Ever since then I've wondered whether or not a lot of people hate jazz who might not otherwise hate it because jazz has become, in some settings, the hold music of the United States.
Obviously a lot of operas will not survive scrutiny according to today's standards, since Carmen and Desdemona get stabbed and Butterfly abandoned and Giovanni gets serially-laid, etc. I wonder if the James Fenimore Cooper novels I read will be dropped from the canon because they include the racial thinking of European-Americans in the early American republic era. Funny thing is I am very sympathetic to the need to dismantle systemic racism yet do not strongly condemn some aspects of earlier culture because the struggles and experiences that got us here had not yet occurred. Early contact between people of vastly different cultures was different than it is in today's cosmopolitan globalist civilization. I hope someday we can tour the art and literature of the past as primary documents of inherent value without imposing today's standards on them. Think of the systemic destruction of earth's climate and biodiversity and ecosystems that is inherent to our economy of fossil fuels and plastics and factory farming. We will all be guilty in the eyes of future centuries when our technologies and systems eventually recognize the limits of the earth and come to more sustainable relations with the biosphere. Will that therefore make us all today reviled villains and our art barbaric and hateful?
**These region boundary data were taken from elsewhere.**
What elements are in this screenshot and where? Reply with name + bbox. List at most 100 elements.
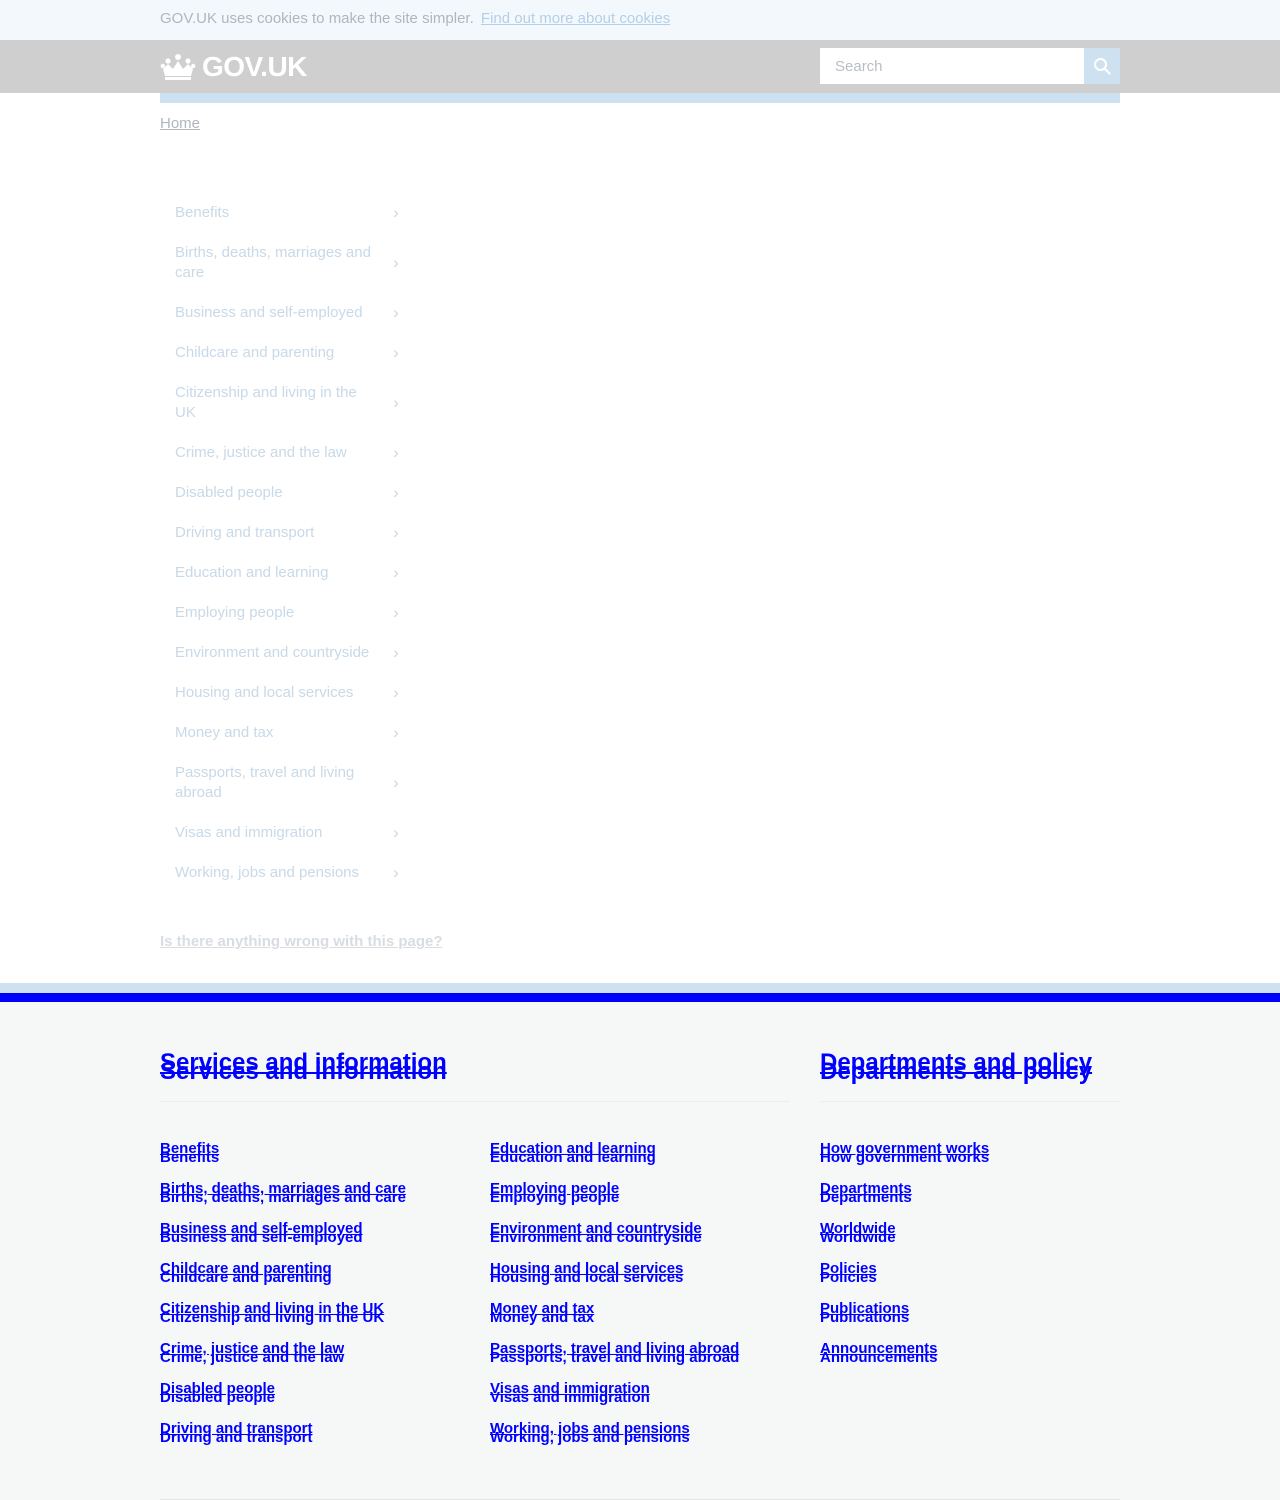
topic-item[interactable]: Business and self-employed › (160, 293, 405, 333)
search-icon (1094, 58, 1111, 75)
topic-item[interactable]: Births, deaths, marriages and care › (160, 233, 405, 293)
footer-link[interactable]: Business and self-employed Business and s… (160, 1220, 363, 1246)
footer-link[interactable]: Births, deaths, marriages and care Births… (160, 1180, 406, 1206)
chevron-right-icon: › (393, 723, 399, 742)
footer-link[interactable]: Policies Policies (820, 1260, 877, 1286)
cookie-info-link[interactable]: Find out more about cookies (481, 10, 670, 27)
topic-item[interactable]: Crime, justice and the law › (160, 433, 405, 473)
govuk-logo-link[interactable]: GOV.UK (160, 51, 307, 83)
departments-heading-echo: Departments and policy (820, 1058, 1093, 1085)
footer-blue-rule (0, 993, 1280, 1002)
footer-link-echo: Employing people (490, 1189, 620, 1206)
footer-link[interactable]: Housing and local services Housing and lo… (490, 1260, 683, 1286)
topic-label: Births, deaths, marriages and care (175, 244, 371, 281)
footer-list-item: Education and learning Education and lear… (490, 1140, 739, 1180)
footer-link-echo: Benefits (160, 1149, 220, 1166)
topic-item[interactable]: Benefits › (160, 193, 405, 233)
search-button[interactable] (1084, 48, 1120, 84)
footer-link[interactable]: Money and tax Money and tax (490, 1300, 594, 1326)
footer-link[interactable]: Visas and immigration Visas and immigrati… (490, 1380, 650, 1406)
footer-link-echo: Citizenship and living in the UK (160, 1309, 385, 1326)
footer-link[interactable]: Citizenship and living in the UK Citizens… (160, 1300, 384, 1326)
footer-link[interactable]: Driving and transport Driving and transpo… (160, 1420, 313, 1446)
footer-link[interactable]: Announcements Announcements (820, 1340, 938, 1366)
crown-icon (160, 54, 196, 80)
footer-link[interactable]: Employing people Employing people (490, 1180, 619, 1206)
footer-services-column-2: Education and learning Education and lear… (490, 1140, 739, 1460)
topic-item[interactable]: Money and tax › (160, 713, 405, 753)
footer-link[interactable]: Environment and countryside Environment a… (490, 1220, 702, 1246)
footer-list-item: How government works How government works (820, 1140, 989, 1180)
footer-link[interactable]: Benefits Benefits (160, 1140, 219, 1166)
services-heading-echo: Services and information (160, 1058, 447, 1085)
footer-link-echo: Crime, justice and the law (160, 1349, 345, 1366)
topic-item[interactable]: Driving and transport › (160, 513, 405, 553)
footer-link[interactable]: Departments Departments (820, 1180, 912, 1206)
footer-link[interactable]: Worldwide Worldwide (820, 1220, 896, 1246)
departments-divider (820, 1101, 1120, 1102)
report-problem-link[interactable]: Is there anything wrong with this page? (160, 933, 443, 950)
footer-link-echo: Childcare and parenting (160, 1269, 332, 1286)
footer-list-item: Citizenship and living in the UK Citizens… (160, 1300, 406, 1340)
topic-label: Disabled people (175, 484, 283, 501)
cookie-message: GOV.UK uses cookies to make the site sim… (160, 10, 474, 27)
topic-item[interactable]: Citizenship and living in the UK › (160, 373, 405, 433)
topic-navigation-list: Benefits › Births, deaths, marriages and c… (160, 193, 405, 893)
topic-item[interactable]: Environment and countryside › (160, 633, 405, 673)
topic-item[interactable]: Visas and immigration › (160, 813, 405, 853)
departments-heading[interactable]: Departments and policy Departments and p… (820, 1051, 1120, 1084)
topic-label: Business and self-employed (175, 304, 363, 321)
footer-link-echo: Business and self-employed (160, 1229, 363, 1246)
topic-item[interactable]: Working, jobs and pensions › (160, 853, 405, 893)
footer-list-item: Childcare and parenting Childcare and par… (160, 1260, 406, 1300)
topic-item[interactable]: Education and learning › (160, 553, 405, 593)
footer-link-echo: Departments (820, 1189, 912, 1206)
topic-item[interactable]: Disabled people › (160, 473, 405, 513)
footer-list-item: Business and self-employed Business and s… (160, 1220, 406, 1260)
footer-link-echo: Visas and immigration (490, 1389, 650, 1406)
chevron-right-icon: › (393, 203, 399, 222)
topic-label: Housing and local services (175, 684, 354, 701)
footer-list-item: Passports, travel and living abroad Passp… (490, 1340, 739, 1380)
footer-link[interactable]: Crime, justice and the law Crime, justice… (160, 1340, 344, 1366)
footer-link-echo: Births, deaths, marriages and care (160, 1189, 406, 1206)
footer-list-item: Announcements Announcements (820, 1340, 989, 1380)
chevron-right-icon: › (393, 773, 399, 792)
search-input[interactable] (820, 48, 1084, 84)
footer-link-echo: Passports, travel and living abroad (490, 1349, 740, 1366)
topic-label: Benefits (175, 204, 230, 221)
footer-link[interactable]: Working, jobs and pensions Working, jobs … (490, 1420, 690, 1446)
footer-link-echo: How government works (820, 1149, 990, 1166)
topic-label: Crime, justice and the law (175, 444, 347, 461)
chevron-right-icon: › (393, 823, 399, 842)
logo-text: GOV.UK (202, 51, 307, 82)
footer-link[interactable]: How government works How government works (820, 1140, 989, 1166)
topic-item[interactable]: Childcare and parenting › (160, 333, 405, 373)
chevron-right-icon: › (393, 643, 399, 662)
topic-label: Visas and immigration (175, 824, 323, 841)
footer-link[interactable]: Disabled people Disabled people (160, 1380, 275, 1406)
topic-item[interactable]: Employing people › (160, 593, 405, 633)
footer-list-item: Disabled people Disabled people (160, 1380, 406, 1420)
footer-link[interactable]: Publications Publications (820, 1300, 909, 1326)
breadcrumb-home-link[interactable]: Home (160, 115, 200, 132)
footer-link-echo: Disabled people (160, 1389, 276, 1406)
footer-link[interactable]: Childcare and parenting Childcare and par… (160, 1260, 332, 1286)
main-content: Home Benefits › Births, deaths, marriages … (160, 103, 1120, 983)
footer-list-item: Worldwide Worldwide (820, 1220, 989, 1260)
services-heading[interactable]: Services and information Services and in… (160, 1051, 790, 1084)
footer-light-rule (0, 983, 1280, 993)
topic-item[interactable]: Housing and local services › (160, 673, 405, 713)
footer-link[interactable]: Education and learning Education and lear… (490, 1140, 656, 1166)
footer-link-echo: Money and tax (490, 1309, 595, 1326)
cookie-banner-content: GOV.UK uses cookies to make the site sim… (160, 0, 1120, 27)
footer-list-item: Visas and immigration Visas and immigrati… (490, 1380, 739, 1420)
chevron-right-icon: › (393, 683, 399, 702)
topic-item[interactable]: Passports, travel and living abroad › (160, 753, 405, 813)
breadcrumb: Home (160, 115, 200, 132)
chevron-right-icon: › (393, 603, 399, 622)
footer-link-echo: Education and learning (490, 1149, 656, 1166)
footer-link[interactable]: Passports, travel and living abroad Passp… (490, 1340, 739, 1366)
footer-link-echo: Worldwide (820, 1229, 896, 1246)
footer-list-item: Crime, justice and the law Crime, justice… (160, 1340, 406, 1380)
These are hard perspectives to explain in a presentist culture of immediate gratification and hyper-short attention spans blasted with superficial readings of history. I was guilty of it myself some decades ago as young marxist studying history at university. My professors told me not to judge the past by the standards of the present because then you will never truly understand or appreciate the past for what it really was to those who lived it. My thinking has transformed many times in the decades since, and I thank them for that conceptual lesson that allows me today to tour the past without a righteousness that would only be a graven snapshot of a continuously evolving humanity.
I have never heard jazz, serious jazz at least, as hold music. Down here we are usually stuck with something from the Ana Magdalena Bach book played on synthesizer.
I am extremely leery of all attempts to erase the past from whatever ideological perspective. The replacement of curiosity by ideology is pretty much always a bad move.